宝石店にて 4−1

 警察署に向かう道中、エレナの無線にユエルの意識が戻ったという連絡が入った。容体も安定しているそうで、既に店長がジュディの自室へ引き取ったとのことだ。

 ということで、エレナはシロを警察署ではなくスパークルへ向かわせた。


「エレナ!」

「ぼ、ボス!!」


 スパークルの前で待っていたのは、ジゼルだった。

 もちろん彼の耳にこの事件の内容が入っていることは分かっていたが、独断での事件解決について、まだまともな言い訳が用意できていない。エレナは引き攣った顔で、シロから降りてジゼルに向かって敬礼をする。


「随分と派手にやったみたいだな」 

 だがジゼルの顔は心なしか穏やかに感じた。

「う。すいません、その~色々あって……」


「で、その子は?」

 ジゼルの指の先を辿ると、シロがいて……その体の後ろに隠れるジュディがいた。

 事件の被害者とはいえ、カザ出身であることに変わりない彼女は、不法入国での検挙を恐れたのかもしれない。

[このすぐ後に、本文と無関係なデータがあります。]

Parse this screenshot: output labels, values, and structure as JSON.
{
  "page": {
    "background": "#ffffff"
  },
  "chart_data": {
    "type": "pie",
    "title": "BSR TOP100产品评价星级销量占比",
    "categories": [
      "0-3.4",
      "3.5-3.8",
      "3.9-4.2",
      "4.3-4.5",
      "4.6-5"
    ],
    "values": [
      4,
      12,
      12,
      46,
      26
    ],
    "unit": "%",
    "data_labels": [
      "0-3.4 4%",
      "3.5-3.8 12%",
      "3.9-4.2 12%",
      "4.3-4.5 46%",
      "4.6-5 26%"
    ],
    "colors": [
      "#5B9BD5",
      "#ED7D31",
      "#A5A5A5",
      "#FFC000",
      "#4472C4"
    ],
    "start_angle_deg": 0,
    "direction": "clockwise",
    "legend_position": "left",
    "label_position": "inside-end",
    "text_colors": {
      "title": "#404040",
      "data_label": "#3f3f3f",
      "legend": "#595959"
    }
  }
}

「えっと……今回の事件の被害者のジュディさんです。ここに運ばれたユエルさんの妹で、2人ともカザの出身」


 ビクぅ! とジュディの肩が大きく上がった気がした。シロは呑気にそんなジュディを見つめながら尻尾を振っている。


「なるほどな。で、処分はどうするんだ?」

 ジゼルとエレナは、ジュディに見られていないのを良いことに、ニヤニヤしながら会話を続けた。


「そうですね……。通常なら、強制送還でしょうか?」


 ジュディの様子を分かり始めたのか、シロがクゥンと切ない声を出した。


「……だな。でも警察は忙しいんだ」「ふふっ、ある程度は目を瞑ることも時には必要、ですね」


 ジュディがシロの背中からチラリと顔を出す。潤んだ瞳で2人を見つめる彼女

に、エレナは優しく微笑んだ。


「まぁとにかく、2人ともご苦労だったな。でもエレナ、いくら戦闘能力が備わっていたとしてもな、1人で何とかしようとするのはお前の悪い癖だ。今度からは必ず最初から応援を呼ぶように。難しければ俺に相談しろ。いいな」


「え、えへへ……気をつけます」


 ジゼルもエレナを見て笑った。叱られると思っていたエレナは心からホッとする。だが、


「それから残念なニュースなんだが」

「え?」

「署長が明日帰ってくる」

「あし……た?」


「机の上の書類を片付けろ」


 エレナは思考の整理が追い付かなくなって、数秒間の沈黙に陥った後、

「シロ! 警察署まで行くわ!! 急いで!!!」

 今までにないほど必死の形相でシロと警察署に向かうのだった。

 ジュディは急に開けた視界に目をパチクリさせた。


「あれ……おまわりさん、行っちゃった……」 

「あいつも被害者なんだよなぁ」と呟くジゼルの声はエレナには届かなかったが、彼女もまさに今、同じことを強く思っている。